# drawer slides



## MAS520 (Jan 18, 2017)

Would like some feed back on good drawer slides for the shop. These would need to be fairly heavy duty. For drawers 32" long. 14" wide and 28"wide. thanks. ps. Has anyone else seen Woodworkers Supply new website? Just awful.


----------



## redlee (Apr 11, 2016)

http://www.leevalley.com/us/home/Search.aspx?action=n


----------



## Magnum (Feb 5, 2010)

*ROB LEE*, Owner of Lee Valley, Veritas is a member of LJ's and has been for 3210 Days.

I found another Link that SHOULD take you to the INDEX Page for Drawer Slides Mark. They show 38 Types. Just Click on the TYPE you want and You'll go there.
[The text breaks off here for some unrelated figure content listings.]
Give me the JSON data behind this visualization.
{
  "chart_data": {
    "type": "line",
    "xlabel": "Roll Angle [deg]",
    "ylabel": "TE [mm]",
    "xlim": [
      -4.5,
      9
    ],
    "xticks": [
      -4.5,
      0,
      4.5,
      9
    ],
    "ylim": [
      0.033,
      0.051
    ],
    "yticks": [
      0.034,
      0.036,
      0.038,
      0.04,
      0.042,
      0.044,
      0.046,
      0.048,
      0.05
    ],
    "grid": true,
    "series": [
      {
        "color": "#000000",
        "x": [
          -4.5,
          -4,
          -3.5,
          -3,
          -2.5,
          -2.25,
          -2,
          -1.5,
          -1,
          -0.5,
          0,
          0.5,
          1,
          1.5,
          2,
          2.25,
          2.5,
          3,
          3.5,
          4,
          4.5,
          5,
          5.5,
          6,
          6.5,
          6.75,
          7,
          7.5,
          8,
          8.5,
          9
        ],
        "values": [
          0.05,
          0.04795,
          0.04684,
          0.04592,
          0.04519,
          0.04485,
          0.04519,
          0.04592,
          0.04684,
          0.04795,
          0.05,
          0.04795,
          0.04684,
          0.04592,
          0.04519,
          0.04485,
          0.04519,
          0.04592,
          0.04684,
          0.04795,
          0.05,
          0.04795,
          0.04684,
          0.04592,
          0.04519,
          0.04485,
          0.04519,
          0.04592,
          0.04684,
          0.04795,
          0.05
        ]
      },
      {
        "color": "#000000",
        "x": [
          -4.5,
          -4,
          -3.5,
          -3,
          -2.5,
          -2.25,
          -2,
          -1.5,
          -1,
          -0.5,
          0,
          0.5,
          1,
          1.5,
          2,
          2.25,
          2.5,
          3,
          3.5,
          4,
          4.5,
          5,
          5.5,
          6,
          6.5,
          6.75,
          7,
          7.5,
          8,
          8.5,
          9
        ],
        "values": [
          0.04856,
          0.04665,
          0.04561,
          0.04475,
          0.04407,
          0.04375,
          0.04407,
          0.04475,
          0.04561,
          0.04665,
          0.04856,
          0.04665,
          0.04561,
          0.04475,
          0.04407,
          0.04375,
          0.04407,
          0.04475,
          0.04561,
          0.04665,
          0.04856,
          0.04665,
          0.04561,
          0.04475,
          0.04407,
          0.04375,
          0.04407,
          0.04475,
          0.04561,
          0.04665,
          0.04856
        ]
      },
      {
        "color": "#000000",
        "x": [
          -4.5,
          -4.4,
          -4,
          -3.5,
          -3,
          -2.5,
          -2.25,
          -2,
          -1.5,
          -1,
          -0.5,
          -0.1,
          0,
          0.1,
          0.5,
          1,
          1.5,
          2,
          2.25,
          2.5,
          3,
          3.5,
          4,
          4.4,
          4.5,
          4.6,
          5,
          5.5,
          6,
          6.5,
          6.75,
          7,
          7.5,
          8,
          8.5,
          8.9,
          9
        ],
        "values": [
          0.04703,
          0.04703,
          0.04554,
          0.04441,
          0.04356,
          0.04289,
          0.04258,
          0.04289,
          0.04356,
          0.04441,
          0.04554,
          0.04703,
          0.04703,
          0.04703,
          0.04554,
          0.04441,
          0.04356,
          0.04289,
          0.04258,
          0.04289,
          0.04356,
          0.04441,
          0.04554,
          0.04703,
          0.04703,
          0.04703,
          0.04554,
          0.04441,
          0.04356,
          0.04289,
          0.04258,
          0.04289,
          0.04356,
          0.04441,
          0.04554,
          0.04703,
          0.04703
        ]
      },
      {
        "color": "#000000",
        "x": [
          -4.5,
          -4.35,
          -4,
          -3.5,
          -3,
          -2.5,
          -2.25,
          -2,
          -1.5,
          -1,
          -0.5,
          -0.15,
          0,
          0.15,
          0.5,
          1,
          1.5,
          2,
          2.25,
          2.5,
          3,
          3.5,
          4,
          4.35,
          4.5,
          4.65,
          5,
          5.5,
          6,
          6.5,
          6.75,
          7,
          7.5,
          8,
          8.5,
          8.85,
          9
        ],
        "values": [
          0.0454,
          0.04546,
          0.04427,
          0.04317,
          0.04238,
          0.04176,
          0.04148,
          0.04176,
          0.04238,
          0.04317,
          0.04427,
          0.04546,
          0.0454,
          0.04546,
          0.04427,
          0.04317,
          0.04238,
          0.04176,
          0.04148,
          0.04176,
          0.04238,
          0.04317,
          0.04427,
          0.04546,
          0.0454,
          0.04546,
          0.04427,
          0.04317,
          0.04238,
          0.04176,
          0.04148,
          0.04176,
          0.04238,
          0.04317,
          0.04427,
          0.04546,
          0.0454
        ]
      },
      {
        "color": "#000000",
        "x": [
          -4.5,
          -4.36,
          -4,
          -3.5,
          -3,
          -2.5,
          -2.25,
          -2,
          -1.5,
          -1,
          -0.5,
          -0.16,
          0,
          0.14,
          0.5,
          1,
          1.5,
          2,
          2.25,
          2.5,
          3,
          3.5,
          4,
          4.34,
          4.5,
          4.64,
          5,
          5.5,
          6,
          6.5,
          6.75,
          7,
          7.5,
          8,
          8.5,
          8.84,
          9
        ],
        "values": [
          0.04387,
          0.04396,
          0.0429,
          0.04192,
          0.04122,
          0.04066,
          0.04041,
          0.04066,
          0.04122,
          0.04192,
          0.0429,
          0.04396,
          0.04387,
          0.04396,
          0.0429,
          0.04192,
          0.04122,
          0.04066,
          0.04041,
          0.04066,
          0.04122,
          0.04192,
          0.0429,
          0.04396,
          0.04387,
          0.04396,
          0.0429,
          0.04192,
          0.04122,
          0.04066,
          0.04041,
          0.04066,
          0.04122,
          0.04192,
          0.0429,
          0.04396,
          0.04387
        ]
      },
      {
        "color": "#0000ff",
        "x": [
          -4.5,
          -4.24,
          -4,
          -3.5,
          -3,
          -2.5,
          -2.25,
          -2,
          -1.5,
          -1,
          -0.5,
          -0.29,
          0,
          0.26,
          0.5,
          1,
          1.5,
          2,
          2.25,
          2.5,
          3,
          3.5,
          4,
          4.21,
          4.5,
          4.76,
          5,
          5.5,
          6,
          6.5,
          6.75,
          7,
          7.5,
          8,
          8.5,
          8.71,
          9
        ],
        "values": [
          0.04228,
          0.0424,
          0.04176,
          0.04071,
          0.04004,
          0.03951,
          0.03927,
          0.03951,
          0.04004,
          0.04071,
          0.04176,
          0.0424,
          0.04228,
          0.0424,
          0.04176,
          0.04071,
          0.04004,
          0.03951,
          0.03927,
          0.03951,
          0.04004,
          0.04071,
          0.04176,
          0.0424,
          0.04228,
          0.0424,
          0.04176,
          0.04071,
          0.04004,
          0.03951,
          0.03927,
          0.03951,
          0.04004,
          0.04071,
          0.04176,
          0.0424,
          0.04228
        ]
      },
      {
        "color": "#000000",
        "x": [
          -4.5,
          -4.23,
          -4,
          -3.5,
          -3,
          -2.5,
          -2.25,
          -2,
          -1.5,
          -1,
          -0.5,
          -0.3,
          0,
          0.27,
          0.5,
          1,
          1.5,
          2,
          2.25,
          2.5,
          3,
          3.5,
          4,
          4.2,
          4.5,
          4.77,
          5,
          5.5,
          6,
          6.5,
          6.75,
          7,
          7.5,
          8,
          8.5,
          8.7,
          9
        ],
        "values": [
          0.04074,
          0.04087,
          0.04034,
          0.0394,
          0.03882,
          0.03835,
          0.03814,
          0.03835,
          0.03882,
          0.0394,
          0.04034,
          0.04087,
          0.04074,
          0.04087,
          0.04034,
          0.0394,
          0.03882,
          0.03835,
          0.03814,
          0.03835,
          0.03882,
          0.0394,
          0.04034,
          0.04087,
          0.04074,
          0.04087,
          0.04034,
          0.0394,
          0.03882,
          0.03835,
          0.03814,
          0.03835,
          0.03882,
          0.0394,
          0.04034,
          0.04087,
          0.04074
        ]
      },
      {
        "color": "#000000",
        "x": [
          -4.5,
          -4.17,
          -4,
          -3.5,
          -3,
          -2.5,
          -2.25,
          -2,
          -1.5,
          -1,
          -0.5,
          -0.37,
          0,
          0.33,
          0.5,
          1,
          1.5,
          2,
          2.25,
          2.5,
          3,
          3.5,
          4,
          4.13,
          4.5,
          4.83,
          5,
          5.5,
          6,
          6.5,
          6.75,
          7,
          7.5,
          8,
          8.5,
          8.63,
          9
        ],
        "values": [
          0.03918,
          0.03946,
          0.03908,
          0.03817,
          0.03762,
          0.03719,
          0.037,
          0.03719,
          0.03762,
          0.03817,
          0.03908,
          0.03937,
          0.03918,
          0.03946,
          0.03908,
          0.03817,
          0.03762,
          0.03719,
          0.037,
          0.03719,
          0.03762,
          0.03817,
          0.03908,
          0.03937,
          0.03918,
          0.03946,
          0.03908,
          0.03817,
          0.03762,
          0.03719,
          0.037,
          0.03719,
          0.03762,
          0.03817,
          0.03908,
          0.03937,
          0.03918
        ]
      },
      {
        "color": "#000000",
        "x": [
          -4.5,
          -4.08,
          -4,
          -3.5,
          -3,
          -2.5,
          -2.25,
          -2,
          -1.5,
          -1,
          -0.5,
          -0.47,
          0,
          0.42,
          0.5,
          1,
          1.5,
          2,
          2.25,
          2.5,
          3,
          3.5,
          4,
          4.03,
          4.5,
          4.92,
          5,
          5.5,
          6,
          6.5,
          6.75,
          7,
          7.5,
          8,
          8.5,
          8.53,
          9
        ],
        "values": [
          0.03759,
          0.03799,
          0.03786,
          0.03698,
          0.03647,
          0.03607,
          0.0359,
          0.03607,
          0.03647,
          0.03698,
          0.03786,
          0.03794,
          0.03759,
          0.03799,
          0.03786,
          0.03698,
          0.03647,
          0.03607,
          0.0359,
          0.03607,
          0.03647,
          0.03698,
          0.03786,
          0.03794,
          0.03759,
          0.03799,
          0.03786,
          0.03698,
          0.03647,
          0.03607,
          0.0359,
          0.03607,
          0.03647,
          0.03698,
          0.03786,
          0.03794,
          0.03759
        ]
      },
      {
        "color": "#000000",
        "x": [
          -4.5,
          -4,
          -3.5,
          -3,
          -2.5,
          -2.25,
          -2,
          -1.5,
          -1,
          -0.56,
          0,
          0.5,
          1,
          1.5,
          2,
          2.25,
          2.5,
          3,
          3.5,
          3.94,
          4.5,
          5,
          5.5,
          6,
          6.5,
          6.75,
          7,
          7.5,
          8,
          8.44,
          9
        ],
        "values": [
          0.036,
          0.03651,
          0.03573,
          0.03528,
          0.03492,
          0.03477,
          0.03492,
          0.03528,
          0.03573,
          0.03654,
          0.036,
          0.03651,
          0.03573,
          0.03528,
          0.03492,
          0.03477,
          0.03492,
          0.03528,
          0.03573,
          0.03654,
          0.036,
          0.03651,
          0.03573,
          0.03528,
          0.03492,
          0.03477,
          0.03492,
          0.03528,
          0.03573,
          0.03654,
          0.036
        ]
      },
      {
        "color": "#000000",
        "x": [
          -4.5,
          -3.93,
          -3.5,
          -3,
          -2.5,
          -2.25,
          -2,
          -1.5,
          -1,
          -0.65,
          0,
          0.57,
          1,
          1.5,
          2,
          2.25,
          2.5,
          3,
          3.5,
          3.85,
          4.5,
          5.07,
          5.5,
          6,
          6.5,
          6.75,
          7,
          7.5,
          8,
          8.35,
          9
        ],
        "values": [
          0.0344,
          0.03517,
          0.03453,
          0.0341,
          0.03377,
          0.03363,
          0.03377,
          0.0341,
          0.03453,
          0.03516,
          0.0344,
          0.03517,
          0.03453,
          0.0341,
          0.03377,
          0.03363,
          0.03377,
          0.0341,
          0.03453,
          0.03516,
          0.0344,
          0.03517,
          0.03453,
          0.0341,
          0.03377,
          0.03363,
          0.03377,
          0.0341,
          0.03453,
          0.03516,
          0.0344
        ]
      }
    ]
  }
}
If It Works It's HERE: http://www.leevalley.com/us/home/Search.aspx?action=n

Good Luck Mark …lol…

Rick

PS: I just realized it's the same Link as Above from Richard. NO Offence intended Richard


----------



## Kelster58 (Dec 2, 2016)

I swear by PROMARK drawer slides…........

https://www.amazon.com/gp/product/B002IMDF4Q/ref=ohauisearch_detailpage?ie=UTF8&psc=1

I've used them on more than 40 drawers and have had no problems. They don't come with screws…...


----------



## MAS520 (Jan 18, 2017)

Thank you all. THE BEST PLACE ON THE WEB.


----------



## EricLew (Aug 29, 2014)

I use the CenterLine ones from Rockler, many sizes and options, they have worked fine for me.


----------



## WalkerR (Feb 8, 2017)

Drawer slides seem to have a wide range of price for similar products, or sometimes exactly the same product. A good way to search for stuff like hardware and replacement parts is to find what your looking for via the manufacturers website, find the product number or upc, then google that. You might get a wide range of results/prices for the same product.

Here's another link for you. 
https://www.accuride.com/drawer-slides/


----------



## GR8HUNTER (Jun 13, 2016)

first off what style are you looking for i say Blum for undermount and accuride for sidemount :<))


----------



## skatefriday (May 5, 2014)

KV slides are nice, but ease of install I'd go Blum. I have KV in my kitchen and used Blum undermount on a trash drawer toward the end of the project and ended up kicking myself for not using Blum for everything.


----------



## Magnum (Feb 5, 2010)

Now Both of Our Above Links are going to a "Search Page" on Lee Valley!"

So I did the Search and got a "Page Description" of the types of Drawer Slides. Click on the one you want and we'll see what happens …lol…

LINK: http://www.leevalley.com/us/home/Search.aspx?action=d&display=p&pb=1&ap=

*Stand back from Your Screen! It might Blow Up when you go there! ;-}*

Rick

*HOT DAMN! I T WORKED!!!* (For Today anyway.)

*EDIT: Not even Today! Back to the Search Page on Lee Valley! For ALL THREE of the Links! Try plugging in "Drawer Slides" in the Search Field. SCREAMMMMMMMMMMMMMMMMMM!!!*


----------